Fig. 8 |. Adrenergic augmentation of contractility is CaV1.2 dependent.

a, Maximal basal conductance (G_max) density. The black dashed line is the mean 3DA-β_2B G_max. Data are the mean ± s.e.m. ****P < 0.0001 unpaired, two-tailed Student’s t-test (n = 123 and 37 cells from 10 and 4 mice, from left to right). b, Graph of V₅₀ acquired via ramp protocol. Data are mean ± s.e.m. P < 0.0001 by one-way ANOVA, ****P < 0.0001 by Sidak’s multiple-comparison test (n = 29, 29, 35, 35, 26, 26 cells from 3, 3, 3, 3, 4 and 4 mice, respectively, from top to bottom). c, Isoproterenol-induced fold-change of Ca²⁺ channel conductance at −20 mV, acquired via ramp protocol. Data are mean ± s.e.m. P < 0.0001 by one-way ANOVA, ****P < 0.0001 by Sidak’s multiple-comparison test (n = 28, 35 and 26 cells from 3, 3 and 4 mice, respectively, from left to right). d, Basal Ca²⁺ transient amplitude. Data are the mean ± s.e.m. ****P < 0.0001 by unpaired, two-tailed Student’s t-test (n = 507 4SA-Rad cells, 10 mice (same data as Fig. 3i); 467 4SA-Rad/3DA-β_2B cells, 4 mice). e, Isoproterenol-induced fold-change of Ca²⁺ transient amplitude versus basal amplitude. The black dashed line is the exponential fit for the WT (n = 183 4SA-Rad cells, 5 mice (same as Fig. 3d); 160 4SA-Rad/3DA-β_2B cells, 4 mice). f, Isoproterenol-induced fold-change in Ca²⁺ transient amplitude. The WT and 4SA-Rad data same as Fig. 3f. The dashed blue line is mean for isoproterenol-treated 3DA-β_2B cardiomyocytes. Data are the mean ± s.e.m. ****P < 0.0001 by unpaired, two-tailed Student’s t-test (n = 225, 183 and 160 cells from 4, 5 and 4 mice, respectively, from left to right). g, Change in sarcomere length. Data are the mean ± s.e.m. P = 0.50 by unpaired, two-tailed Student’s t-test (n = 22 cells, 3 mice). h, Time constant of Ca²⁺ reuptake.
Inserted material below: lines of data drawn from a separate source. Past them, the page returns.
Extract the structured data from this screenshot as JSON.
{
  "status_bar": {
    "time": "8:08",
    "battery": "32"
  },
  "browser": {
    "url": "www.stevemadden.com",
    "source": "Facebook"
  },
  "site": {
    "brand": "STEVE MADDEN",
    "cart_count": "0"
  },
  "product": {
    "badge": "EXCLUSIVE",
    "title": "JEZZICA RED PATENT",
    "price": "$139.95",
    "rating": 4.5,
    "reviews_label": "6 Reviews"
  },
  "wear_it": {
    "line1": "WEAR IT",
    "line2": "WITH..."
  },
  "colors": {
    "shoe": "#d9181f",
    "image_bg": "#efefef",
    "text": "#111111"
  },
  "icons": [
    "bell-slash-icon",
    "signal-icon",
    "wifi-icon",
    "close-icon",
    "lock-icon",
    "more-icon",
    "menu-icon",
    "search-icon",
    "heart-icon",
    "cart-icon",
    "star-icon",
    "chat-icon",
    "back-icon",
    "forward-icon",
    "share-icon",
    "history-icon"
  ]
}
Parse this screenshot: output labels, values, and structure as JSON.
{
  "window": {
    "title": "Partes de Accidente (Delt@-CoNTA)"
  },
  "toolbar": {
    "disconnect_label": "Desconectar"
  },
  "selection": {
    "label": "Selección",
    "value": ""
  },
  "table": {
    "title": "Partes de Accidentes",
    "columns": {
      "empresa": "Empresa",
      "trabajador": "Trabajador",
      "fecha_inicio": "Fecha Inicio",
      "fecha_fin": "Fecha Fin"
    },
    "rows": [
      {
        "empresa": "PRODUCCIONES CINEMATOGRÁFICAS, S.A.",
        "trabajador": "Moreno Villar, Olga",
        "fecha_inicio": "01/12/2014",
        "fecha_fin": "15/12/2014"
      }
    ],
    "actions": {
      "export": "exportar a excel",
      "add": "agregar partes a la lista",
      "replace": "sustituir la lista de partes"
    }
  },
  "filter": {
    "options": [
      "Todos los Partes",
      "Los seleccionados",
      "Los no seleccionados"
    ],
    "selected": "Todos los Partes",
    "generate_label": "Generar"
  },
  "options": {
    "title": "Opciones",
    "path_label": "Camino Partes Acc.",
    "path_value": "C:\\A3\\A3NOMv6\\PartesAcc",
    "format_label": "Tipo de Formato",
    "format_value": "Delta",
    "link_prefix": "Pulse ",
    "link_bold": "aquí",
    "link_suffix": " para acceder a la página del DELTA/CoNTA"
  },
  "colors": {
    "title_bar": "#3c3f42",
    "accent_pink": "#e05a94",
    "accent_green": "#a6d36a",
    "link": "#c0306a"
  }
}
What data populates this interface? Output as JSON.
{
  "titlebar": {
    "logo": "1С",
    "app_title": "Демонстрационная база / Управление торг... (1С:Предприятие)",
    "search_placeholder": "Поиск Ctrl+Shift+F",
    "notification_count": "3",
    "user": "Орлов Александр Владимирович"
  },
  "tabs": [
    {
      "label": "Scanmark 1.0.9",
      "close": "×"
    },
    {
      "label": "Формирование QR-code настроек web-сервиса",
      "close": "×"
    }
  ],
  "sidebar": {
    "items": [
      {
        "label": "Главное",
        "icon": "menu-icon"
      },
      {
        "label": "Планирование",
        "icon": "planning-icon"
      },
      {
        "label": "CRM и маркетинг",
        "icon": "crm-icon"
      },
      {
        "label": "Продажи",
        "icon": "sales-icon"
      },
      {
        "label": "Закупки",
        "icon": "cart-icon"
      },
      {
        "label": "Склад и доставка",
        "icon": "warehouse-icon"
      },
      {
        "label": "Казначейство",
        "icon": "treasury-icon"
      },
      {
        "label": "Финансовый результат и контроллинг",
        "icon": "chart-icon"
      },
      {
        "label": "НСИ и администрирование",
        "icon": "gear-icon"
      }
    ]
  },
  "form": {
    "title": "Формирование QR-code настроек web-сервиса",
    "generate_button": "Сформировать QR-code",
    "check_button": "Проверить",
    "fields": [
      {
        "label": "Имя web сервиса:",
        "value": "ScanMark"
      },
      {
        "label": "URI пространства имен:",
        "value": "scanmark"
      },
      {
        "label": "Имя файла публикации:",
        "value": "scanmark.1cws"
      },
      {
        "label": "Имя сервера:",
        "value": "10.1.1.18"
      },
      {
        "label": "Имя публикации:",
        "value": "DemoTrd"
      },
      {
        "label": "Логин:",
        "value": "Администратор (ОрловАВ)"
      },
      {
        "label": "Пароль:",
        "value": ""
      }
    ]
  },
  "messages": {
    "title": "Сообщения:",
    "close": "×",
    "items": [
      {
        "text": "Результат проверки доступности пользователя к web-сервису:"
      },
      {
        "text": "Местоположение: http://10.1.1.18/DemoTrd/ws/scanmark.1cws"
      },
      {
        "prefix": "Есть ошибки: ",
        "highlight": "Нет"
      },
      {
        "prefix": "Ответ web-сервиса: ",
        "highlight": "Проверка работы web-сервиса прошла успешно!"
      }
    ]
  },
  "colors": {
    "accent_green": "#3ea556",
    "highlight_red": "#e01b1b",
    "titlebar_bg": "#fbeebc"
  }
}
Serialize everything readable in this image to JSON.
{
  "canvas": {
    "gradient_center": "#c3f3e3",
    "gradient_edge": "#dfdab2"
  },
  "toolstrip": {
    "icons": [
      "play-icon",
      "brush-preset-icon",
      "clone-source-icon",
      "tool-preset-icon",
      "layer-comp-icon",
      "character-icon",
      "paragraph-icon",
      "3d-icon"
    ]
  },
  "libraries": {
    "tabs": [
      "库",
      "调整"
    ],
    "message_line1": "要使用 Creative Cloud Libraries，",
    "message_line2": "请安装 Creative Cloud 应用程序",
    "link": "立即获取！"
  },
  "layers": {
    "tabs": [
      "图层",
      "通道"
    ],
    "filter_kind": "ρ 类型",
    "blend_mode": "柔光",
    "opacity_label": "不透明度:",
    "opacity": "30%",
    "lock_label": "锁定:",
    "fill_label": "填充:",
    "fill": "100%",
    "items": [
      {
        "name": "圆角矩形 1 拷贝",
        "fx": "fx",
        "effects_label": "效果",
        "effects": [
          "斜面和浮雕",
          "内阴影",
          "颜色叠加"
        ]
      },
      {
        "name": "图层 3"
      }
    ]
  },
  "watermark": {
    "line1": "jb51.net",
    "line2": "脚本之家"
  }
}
Data are the mean ± s.e.m. ****P < 0.0001 by unpaired, two-tailed Student’s t-test (n = 148 and 160 cells, from 3 and 4 mice, from left to right). i, Fractional area of change. 4SA-Rad is same data as Fig. 5k. Dashed lines are means for WT without and with isoproterenol. Data are mean ± s.e.m. P = 0.27 and P = 0.12 by unpaired, two-tailed Student’s t-test, from left to right (n = 8 mice for each group).